幸喜は、また大きなため息をついて頷いた。

「そうだね。まだ明さん目線の人外が透けてないから明さんと史朗さんのランにはできないから、史朗さんと史朗さんが出した黒先の美鶴さんでランにしよう。もう、ここまで来たら運もあるけど、しっかり考えて投票してくれ。自分の命が毎回掛かって来る投票だぞ。」

すると、二千翔が言った。

「あと、今10人で4縄あるけど…明さんは残り史朗さん、仲間の一人、狐の3人外だけど、史朗さんは明さん、美鶴さん、浩人と3人残った上に狐で4人外生存している事になっているんだ。両目線で明日が確実に来る事を考えたら、できたら史朗さん目線の人外を一人、吊って置いた方がいいのかもしれないけどね。」

幸喜は、顔をしかめる。

その通りだからだ。

だが、二千翔は今日はそれほど攻撃的でもなかった。

幸喜は、仕方なく頷いた。

「そうだな。それも考えて、史朗さんに入れる人は明さん真をもう今日決め打つつもりで入れてくれ。そうでない場合は、まだ明さん目線では1縄余裕があるはずなので、美鶴さんに。それで、急に終わる事はないはず。仮に呪殺が起こっても、偶数進行だから縄数は変わらないはずだ。」

明は、美鶴を見た。

「申し訳ないが、恐らく今夜は美鶴さんが吊られる。
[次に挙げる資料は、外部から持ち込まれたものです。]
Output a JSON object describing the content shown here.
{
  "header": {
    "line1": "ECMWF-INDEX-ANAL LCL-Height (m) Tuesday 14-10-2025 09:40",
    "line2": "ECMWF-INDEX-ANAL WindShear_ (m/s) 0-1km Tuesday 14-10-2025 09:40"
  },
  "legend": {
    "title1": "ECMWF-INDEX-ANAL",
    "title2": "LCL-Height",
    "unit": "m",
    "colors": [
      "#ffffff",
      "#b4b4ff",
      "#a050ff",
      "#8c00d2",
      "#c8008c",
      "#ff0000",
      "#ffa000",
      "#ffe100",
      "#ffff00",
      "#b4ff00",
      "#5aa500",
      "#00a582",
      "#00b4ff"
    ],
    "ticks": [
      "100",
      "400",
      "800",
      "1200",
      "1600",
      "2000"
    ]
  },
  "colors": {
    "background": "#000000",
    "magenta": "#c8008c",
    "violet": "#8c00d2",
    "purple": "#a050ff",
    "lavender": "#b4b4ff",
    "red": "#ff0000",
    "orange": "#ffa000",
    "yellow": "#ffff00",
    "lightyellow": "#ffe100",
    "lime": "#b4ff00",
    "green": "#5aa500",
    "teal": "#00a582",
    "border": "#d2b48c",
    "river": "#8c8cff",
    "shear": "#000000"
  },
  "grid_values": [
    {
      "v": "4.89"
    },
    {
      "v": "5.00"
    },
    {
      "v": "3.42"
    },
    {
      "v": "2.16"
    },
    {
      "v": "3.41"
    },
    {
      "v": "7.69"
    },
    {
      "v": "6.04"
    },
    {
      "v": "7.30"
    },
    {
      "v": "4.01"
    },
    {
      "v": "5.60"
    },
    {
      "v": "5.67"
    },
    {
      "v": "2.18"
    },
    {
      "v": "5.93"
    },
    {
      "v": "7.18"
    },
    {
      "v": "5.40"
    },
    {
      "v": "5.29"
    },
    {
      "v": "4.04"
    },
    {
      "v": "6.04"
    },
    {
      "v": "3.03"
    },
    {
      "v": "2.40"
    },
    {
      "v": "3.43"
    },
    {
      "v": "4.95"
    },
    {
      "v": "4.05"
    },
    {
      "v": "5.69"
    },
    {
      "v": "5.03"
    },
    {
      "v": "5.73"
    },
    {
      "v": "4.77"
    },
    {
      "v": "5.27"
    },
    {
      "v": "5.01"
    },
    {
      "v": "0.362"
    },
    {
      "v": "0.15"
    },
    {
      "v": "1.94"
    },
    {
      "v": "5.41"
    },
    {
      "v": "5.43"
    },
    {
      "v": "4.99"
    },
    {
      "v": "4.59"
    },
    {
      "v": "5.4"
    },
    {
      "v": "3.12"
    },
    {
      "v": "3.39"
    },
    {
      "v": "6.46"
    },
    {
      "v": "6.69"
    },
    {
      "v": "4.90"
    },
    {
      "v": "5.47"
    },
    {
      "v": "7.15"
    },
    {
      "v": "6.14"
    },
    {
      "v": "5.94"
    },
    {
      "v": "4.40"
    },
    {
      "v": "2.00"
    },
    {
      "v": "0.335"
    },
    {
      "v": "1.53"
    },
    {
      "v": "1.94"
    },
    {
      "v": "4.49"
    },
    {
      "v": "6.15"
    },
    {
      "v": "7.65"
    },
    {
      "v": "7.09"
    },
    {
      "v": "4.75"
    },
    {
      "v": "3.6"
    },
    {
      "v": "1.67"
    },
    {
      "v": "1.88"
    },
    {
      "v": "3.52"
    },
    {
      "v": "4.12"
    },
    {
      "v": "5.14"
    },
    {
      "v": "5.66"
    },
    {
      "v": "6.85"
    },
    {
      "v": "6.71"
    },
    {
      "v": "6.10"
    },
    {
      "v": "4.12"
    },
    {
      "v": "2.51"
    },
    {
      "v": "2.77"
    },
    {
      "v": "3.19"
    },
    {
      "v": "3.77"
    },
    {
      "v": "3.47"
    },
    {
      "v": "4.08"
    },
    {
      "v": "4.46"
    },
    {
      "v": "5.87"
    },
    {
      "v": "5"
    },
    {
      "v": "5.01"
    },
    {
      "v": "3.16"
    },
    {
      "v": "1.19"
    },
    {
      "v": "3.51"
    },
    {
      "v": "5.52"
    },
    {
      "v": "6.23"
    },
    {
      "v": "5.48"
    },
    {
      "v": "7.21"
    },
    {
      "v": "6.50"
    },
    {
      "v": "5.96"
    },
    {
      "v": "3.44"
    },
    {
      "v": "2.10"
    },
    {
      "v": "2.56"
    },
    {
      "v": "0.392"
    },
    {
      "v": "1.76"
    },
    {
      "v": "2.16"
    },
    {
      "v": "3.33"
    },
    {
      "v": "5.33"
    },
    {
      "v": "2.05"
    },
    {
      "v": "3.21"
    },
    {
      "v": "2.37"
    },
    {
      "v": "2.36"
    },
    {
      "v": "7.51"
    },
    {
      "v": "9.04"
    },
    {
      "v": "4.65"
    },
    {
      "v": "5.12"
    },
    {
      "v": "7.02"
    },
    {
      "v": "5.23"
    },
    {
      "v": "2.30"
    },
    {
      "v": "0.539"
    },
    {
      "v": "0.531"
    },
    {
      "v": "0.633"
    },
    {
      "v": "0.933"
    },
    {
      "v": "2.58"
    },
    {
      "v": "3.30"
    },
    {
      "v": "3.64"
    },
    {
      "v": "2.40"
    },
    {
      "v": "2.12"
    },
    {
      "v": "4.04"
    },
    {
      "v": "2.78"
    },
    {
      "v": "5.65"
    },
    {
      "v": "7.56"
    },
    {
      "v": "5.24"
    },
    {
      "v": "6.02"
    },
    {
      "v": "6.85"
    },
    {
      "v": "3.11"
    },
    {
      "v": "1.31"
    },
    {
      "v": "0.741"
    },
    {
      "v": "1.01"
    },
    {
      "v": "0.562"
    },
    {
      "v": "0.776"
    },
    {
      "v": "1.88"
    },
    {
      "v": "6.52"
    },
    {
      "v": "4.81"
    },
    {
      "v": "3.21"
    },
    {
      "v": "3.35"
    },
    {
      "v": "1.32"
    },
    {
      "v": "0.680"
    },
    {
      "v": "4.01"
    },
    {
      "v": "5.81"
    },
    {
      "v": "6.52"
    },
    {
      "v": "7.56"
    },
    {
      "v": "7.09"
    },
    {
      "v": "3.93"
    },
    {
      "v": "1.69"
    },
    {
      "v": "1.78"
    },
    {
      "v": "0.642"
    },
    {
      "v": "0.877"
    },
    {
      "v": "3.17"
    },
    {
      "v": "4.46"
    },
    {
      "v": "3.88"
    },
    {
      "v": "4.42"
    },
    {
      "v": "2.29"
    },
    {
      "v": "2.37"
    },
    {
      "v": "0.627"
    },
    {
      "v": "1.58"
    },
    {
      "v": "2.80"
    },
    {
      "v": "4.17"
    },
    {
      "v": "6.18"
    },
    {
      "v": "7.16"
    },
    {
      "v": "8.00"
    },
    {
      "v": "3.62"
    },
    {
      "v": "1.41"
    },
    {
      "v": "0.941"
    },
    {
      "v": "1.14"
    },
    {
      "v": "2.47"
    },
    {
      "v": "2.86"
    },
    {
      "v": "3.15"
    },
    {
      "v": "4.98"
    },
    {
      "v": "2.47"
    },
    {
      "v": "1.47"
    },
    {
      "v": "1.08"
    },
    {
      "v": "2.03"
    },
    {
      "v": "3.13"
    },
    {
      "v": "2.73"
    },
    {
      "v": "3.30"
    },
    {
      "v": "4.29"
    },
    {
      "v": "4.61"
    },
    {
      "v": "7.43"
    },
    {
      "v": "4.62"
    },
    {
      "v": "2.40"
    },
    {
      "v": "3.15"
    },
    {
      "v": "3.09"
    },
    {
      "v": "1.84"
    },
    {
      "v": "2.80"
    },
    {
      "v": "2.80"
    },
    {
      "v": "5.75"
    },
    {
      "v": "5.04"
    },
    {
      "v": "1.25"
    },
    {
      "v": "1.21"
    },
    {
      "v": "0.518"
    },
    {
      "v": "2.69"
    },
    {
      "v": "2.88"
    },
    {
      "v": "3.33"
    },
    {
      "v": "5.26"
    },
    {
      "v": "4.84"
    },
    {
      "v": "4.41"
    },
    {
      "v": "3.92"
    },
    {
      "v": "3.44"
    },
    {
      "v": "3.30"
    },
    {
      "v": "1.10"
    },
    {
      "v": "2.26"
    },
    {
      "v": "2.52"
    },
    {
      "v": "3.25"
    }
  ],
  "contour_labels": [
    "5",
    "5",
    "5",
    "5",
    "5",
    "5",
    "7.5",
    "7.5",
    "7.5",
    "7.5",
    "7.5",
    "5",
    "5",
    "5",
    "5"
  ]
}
だが、私は善処するから。君には入れないし、吊られても勝てるように励む。」

美鶴は、苦笑して頷いた。

「大丈夫です、信じていますから。浩人さんも、もし私が吊られたら後はお願いね。」

浩人は、頷く。

圭斗は、言った。

「オレは、明さんが真だと思う!共有が言ってるんだし、素直に従うよ。何より、オレは白だったからね。明さんが真だ。」

桔平が、言った。

「でも…そうなって来ると怪しくなるんだよな。」何がだ、と皆が桔平を見ると、桔平は続けた。「パワーバランスだよ。どっちかに肩入れすると、どっちかが陥れられてるように見えて来る。グレーにはまだ人外が居るはずなのに、なんかみんな今度は明さんとか言い出してて流されまくってるよね。分からなくなる。だから、ほんと困る。」

礼二が、頷いた。

「そう。それ。そもそも一昨日だってそれで史朗さんが怪しいってなったんだからな。どっちかに意見が極端に集まると途端に怪しくなるんだ。信じるのが難しいよ。ここは美鶴さんでとりあえず明日の結果を待って、それから両占い師の精査に入った方がいい。何しろ両方の目線で狐の位置がまだ分かっていないんだ。無駄な吊りはできないからな。」

礼二の言う通りだった。

桔平は、首を傾げた。

「でも…優斗は?優斗が狐で明さんが呪殺してた可能性もあるよね。」

幸喜は、頷いた。

「その通りだが、まだ占っていない場所がある限り悠長に構えてられないんだよ。もう詰み盤面だ。礼二さんの言う通り、明日まで待ってから占い師の真贋を決めるのがいいのかも知れないな。」

空気は、美鶴吊りになりつつある。

まだ本当にどうなのかわからないので、やはり一日伸ばすより方法はなかった。

二千翔は、言った。

「となると、今夜の噛みも重要だよね。」皆が二千翔を見る。二千翔は続けた。「幸喜は狩人が鉄板で守るだろうからあり得ないし、狼は白先か狩人位置しか噛めなくなってる。優斗が狩人でなかった限り、幸喜は噛めない。となると、グレーのどこを噛むかが重要だよ。」

幸喜は、皆を見回した。

今生き残っているのは、史朗、明、浩人、圭斗、美鶴、桔平、二千翔、隆、礼二、幸喜の10人だ。

狼に噛まない選択肢はない。縄が増えるからだ。

だが、幸喜は確実に護衛が入る。

狐も居る。

お互いの黒先は噛めない。

完全グレーは視点が詰まるので噛みづらい。

となると、噛めるのは必然的に限られて来るし、狼目線でも狩人位置が透けて来ているだろう。

もちろん、村目線で二千翔だとは思っていないだろうし、そうなると両目線で白の可能性がある隆、礼二、桔平の中に狩人が居る。

もし明が狼なら、二千翔を噛む盤面だ。

もう、余裕を出している場合ではなかった。

二千翔にはそれが分かっているので、こう言ったのだ。

幸喜は、頷いた。

「噛み先が楽しみだよ。粛々と盤面を詰めて行こう。」

そうして、朝の会議は終わったのだった。